Crime chegou em bairros tradicionais de são paulo e mudou rotinas
A criminalidade avançou nos bairros; assaltos nas ruas e invasões a residências se tornaram frequentes. Diariamente, relatos pelo whatsapp, redes sociais e nos comércios das vinhanças, repercutem o medo generalizado dos moradores dos outrora bairros tranquilos da Pauliceia. O clima de terror, sem exageros, de terror, se faz presente nas regiões antigas e centrais de São Paulo, consideradas relativamente seguras antes da pandemia. Mas agora o quadro é outro, e preocupante de tal monta, que tem mudado a rotina de paulistanos na busca por menor risco de serem vitimados.
A consequência é evidente e triste: hábitos antigos e saudáveis estão mudando rapidamente, piorando a qualidade de vida em nossa cidade.
A descaracterização desses bairros, muitos dos quais lembram cidades tranquilas de nosso interior, por seu ritmo mais ameno, onde as pessoas se conhecem e se cumprimentam no dia a dia, onde, ainda, crianças andam ou andavam pelas ruas, tem levado seus moradores à estratégia preventiva de ficar cada vez mais reclusos em seus locais de moradia, embora, nem isso resolva totalmente. Muitas casas têm sido arrombadas, invadidas e seus habitantes, além de terem seus pertences tomados, por vezes são espancados para fornecerem dados bancários.
Há 60 dias iniciei pesquisa entrevistando pessoas dos bairros da Lapa, Vila Romana, Vila Pompéia, Perdizes, Sumarezinho, Jardim Paulistano, Vila Madalena, Itaim Bibi e Moema. Os relatos são desalentadores! Para completar meu trabalho de pesquisa criminal, passei a percorrer, de carro, no final de tarde e à noite, esses bairros. Constatei o que tinha ouvido das pessoas que entrevistei.

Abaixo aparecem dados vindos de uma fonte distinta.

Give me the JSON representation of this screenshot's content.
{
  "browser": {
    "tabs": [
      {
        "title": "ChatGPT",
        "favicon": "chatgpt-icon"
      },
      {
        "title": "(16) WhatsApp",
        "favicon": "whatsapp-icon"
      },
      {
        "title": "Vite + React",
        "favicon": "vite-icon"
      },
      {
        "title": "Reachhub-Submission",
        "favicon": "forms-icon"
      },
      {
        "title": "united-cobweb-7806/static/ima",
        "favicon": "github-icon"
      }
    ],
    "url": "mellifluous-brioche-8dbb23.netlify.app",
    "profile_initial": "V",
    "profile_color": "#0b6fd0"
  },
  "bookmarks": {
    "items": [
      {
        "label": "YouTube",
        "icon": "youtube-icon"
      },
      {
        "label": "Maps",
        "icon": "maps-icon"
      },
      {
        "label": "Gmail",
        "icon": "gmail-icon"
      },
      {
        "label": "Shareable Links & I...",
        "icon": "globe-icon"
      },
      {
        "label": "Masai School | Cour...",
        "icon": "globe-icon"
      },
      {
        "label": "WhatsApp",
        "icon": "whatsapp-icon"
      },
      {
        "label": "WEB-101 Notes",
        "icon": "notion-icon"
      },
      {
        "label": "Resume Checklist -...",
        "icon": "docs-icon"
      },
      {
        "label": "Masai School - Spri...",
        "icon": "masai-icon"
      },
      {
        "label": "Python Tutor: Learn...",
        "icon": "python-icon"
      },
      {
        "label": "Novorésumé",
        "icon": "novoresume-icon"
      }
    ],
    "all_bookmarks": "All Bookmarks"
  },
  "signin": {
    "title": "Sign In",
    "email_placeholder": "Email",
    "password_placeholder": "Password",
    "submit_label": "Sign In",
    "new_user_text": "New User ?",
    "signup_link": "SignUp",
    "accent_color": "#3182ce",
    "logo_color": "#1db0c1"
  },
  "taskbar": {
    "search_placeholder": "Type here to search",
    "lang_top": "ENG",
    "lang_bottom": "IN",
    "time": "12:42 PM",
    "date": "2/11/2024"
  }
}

A redução de munícipes, por exemplo, passeando nas ruas com cachorros caiu drasticamente perante o medo de assaltos ou sequestros do pix. Tudo mudou. As compras no bairro não são mais feitas à pé, sendo que, aqueles que não compram pelo telefone acabam pegando o carro para ir a comércios que ofereçam estacionamento privativo e segurança, isso com distância de menos de 200 metros do local de moradia.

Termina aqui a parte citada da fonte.